Air New Zealand Chair Dame Therese Walsh emphasised that the buyback reflects the company’s confidence in its financial strength. “The share buy-back programme we have announced today reflects our confidence in the strength of Air New Zealand’s fundamentals and our commitment to delivering value to our shareholders while ensuring we remain well-positioned for the future,” Walsh said in a statement to the New Zealand Exchange (NZX).

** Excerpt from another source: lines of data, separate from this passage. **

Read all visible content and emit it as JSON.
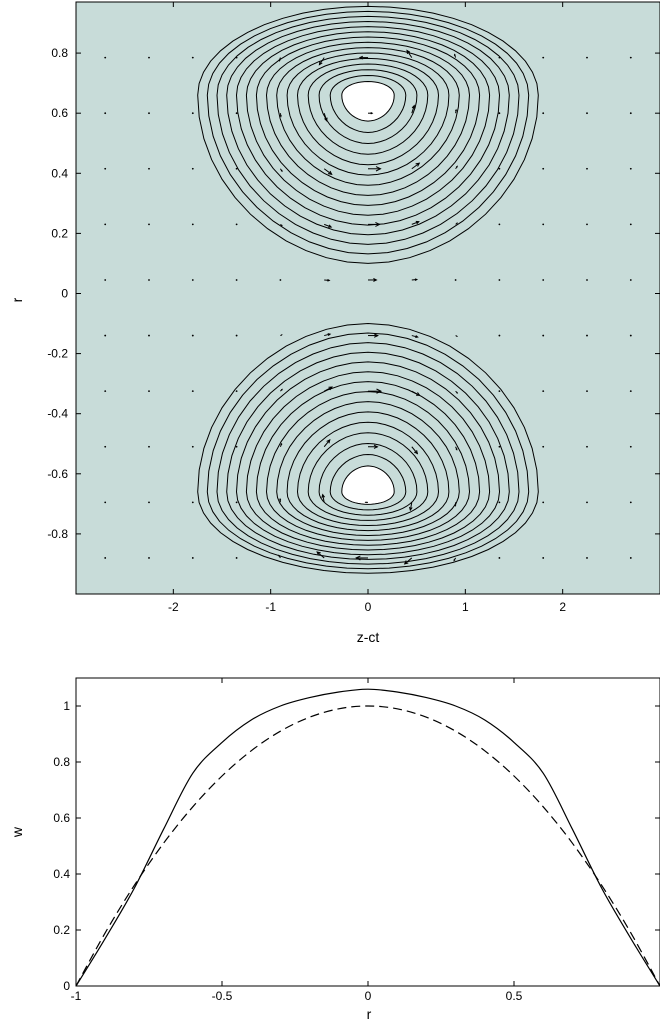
{
  "chart_data": [
    {
      "type": "contour",
      "title": "",
      "xlabel": "z-ct",
      "ylabel": "r",
      "xlim": [
        -3,
        3
      ],
      "ylim": [
        -1,
        0.97
      ],
      "xticks": [
        -2,
        -1,
        0,
        1,
        2
      ],
      "xtick_labels": [
        "-2",
        "-1",
        "0",
        "1",
        "2"
      ],
      "yticks": [
        0.8,
        0.6,
        0.4,
        0.2,
        0,
        -0.2,
        -0.4,
        -0.6,
        -0.8
      ],
      "ytick_labels": [
        "0.8",
        "0.6",
        "0.4",
        "0.2",
        "0",
        "-0.2",
        "-0.4",
        "-0.6",
        "-0.8"
      ],
      "background_color": "#c8dcd9",
      "vortex_cores": [
        {
          "z": 0,
          "r": 0.66
        },
        {
          "z": 0,
          "r": -0.66
        }
      ],
      "vortex_outer_extent": {
        "z_min": -1.75,
        "z_max": 1.75,
        "r_inner": 0.1
      },
      "contour_levels": 16,
      "quiver": {
        "z_spacing": 0.45,
        "r_spacing": 0.185,
        "direction": "flow toward +z near axis, circulating around cores"
      },
      "grid": false
    },
    {
      "type": "line",
      "title": "",
      "xlabel": "r",
      "ylabel": "w",
      "xlim": [
        -1,
        1
      ],
      "ylim": [
        0,
        1.1
      ],
      "xticks": [
        -1,
        -0.5,
        0,
        0.5
      ],
      "xtick_labels": [
        "-1",
        "-0.5",
        "0",
        "0.5"
      ],
      "yticks": [
        0,
        0.2,
        0.4,
        0.6,
        0.8,
        1
      ],
      "ytick_labels": [
        "0",
        "0.2",
        "0.4",
        "0.6",
        "0.8",
        "1"
      ],
      "series": [
        {
          "style": "solid",
          "x": [
            -1,
            -0.9,
            -0.8,
            -0.7,
            -0.6,
            -0.5,
            -0.4,
            -0.3,
            -0.2,
            -0.1,
            0,
            0.1,
            0.2,
            0.3,
            0.4,
            0.5,
            0.6,
            0.7,
            0.8,
            0.9,
            1
          ],
          "values": [
            0,
            0.17,
            0.35,
            0.56,
            0.76,
            0.87,
            0.95,
            1.0,
            1.03,
            1.05,
            1.06,
            1.05,
            1.03,
            1.0,
            0.95,
            0.87,
            0.76,
            0.56,
            0.35,
            0.17,
            0
          ]
        },
        {
          "style": "dashed",
          "x": [
            -1,
            -0.9,
            -0.8,
            -0.7,
            -0.6,
            -0.5,
            -0.4,
            -0.3,
            -0.2,
            -0.1,
            0,
            0.1,
            0.2,
            0.3,
            0.4,
            0.5,
            0.6,
            0.7,
            0.8,
            0.9,
            1
          ],
          "values": [
            0,
            0.19,
            0.36,
            0.51,
            0.64,
            0.75,
            0.84,
            0.91,
            0.96,
            0.99,
            1.0,
            0.99,
            0.96,
            0.91,
            0.84,
            0.75,
            0.64,
            0.51,
            0.36,
            0.19,
            0
          ]
        }
      ],
      "grid": false
    }
  ]
}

At the airline’s closing share price of 62.5 cents on Wednesday, the buyback could account for up to 160 million shares, representing approximately 2.5% of the company’s total issued capital. The buyback, structured under the Companies Act, will also include off-market acquisitions to ensure the New Zealand government maintains its 51% majority stake.
Why Buy Back Shares Now?
Share buybacks are a common capital management tool often used to return value to shareholders, boost stock prices, and signal confidence in future performance. While Air New Zealand’s financial performance has softened, the company maintains a strong balance sheet and liquidity, allowing it to navigate near-term pressures while rewarding investors.
Alongside the buyback, Air New Zealand declared an interim dividend of 1.25 New Zealand cents per share, further reinforcing its commitment to shareholder returns. The dividend will be paid on March 19 to shareholders on record as of March 7.
Challenges Looming Over 2025
Despite its optimistic outlook, Air New Zealand faces significant operational challenges. The airline warned that up to 11 aircraft could be grounded at times in the second half of fiscal 2025, impacting its full-year earnings.
The fleet disruptions stem from global engine maintenance delays, particularly affecting the Airbus A320neo and Boeing 787 Dreamliner aircraft powered by Pratt & Whitney and Rolls-Royce engines. CEO Greg Foran acknowledged the difficult year ahead, stating that 2025 would be the first full 12-month period with substantial fleet disruptions.
In response to ongoing maintenance constraints, Air New Zealand has also been forced to cut routes, including its Seoul service, which will be discontinued by March 2025 due to engine shortages.
Market and Industry Implications
Investor reaction to the buyback could be positive, as share repurchases reduce the number of outstanding shares, potentially driving up the stock price. The move also signals management’s confidence despite operational headwinds.
More broadly, the aviation industry continues to grapple with post-pandemic recovery challenges, including supply chain disruptions and aircraft maintenance bottlenecks. Air New Zealand is not alone in facing these pressures—other regional airlines are dealing with similar fleet availability issues, particularly those operating aircraft reliant on the same troubled engine manufacturers.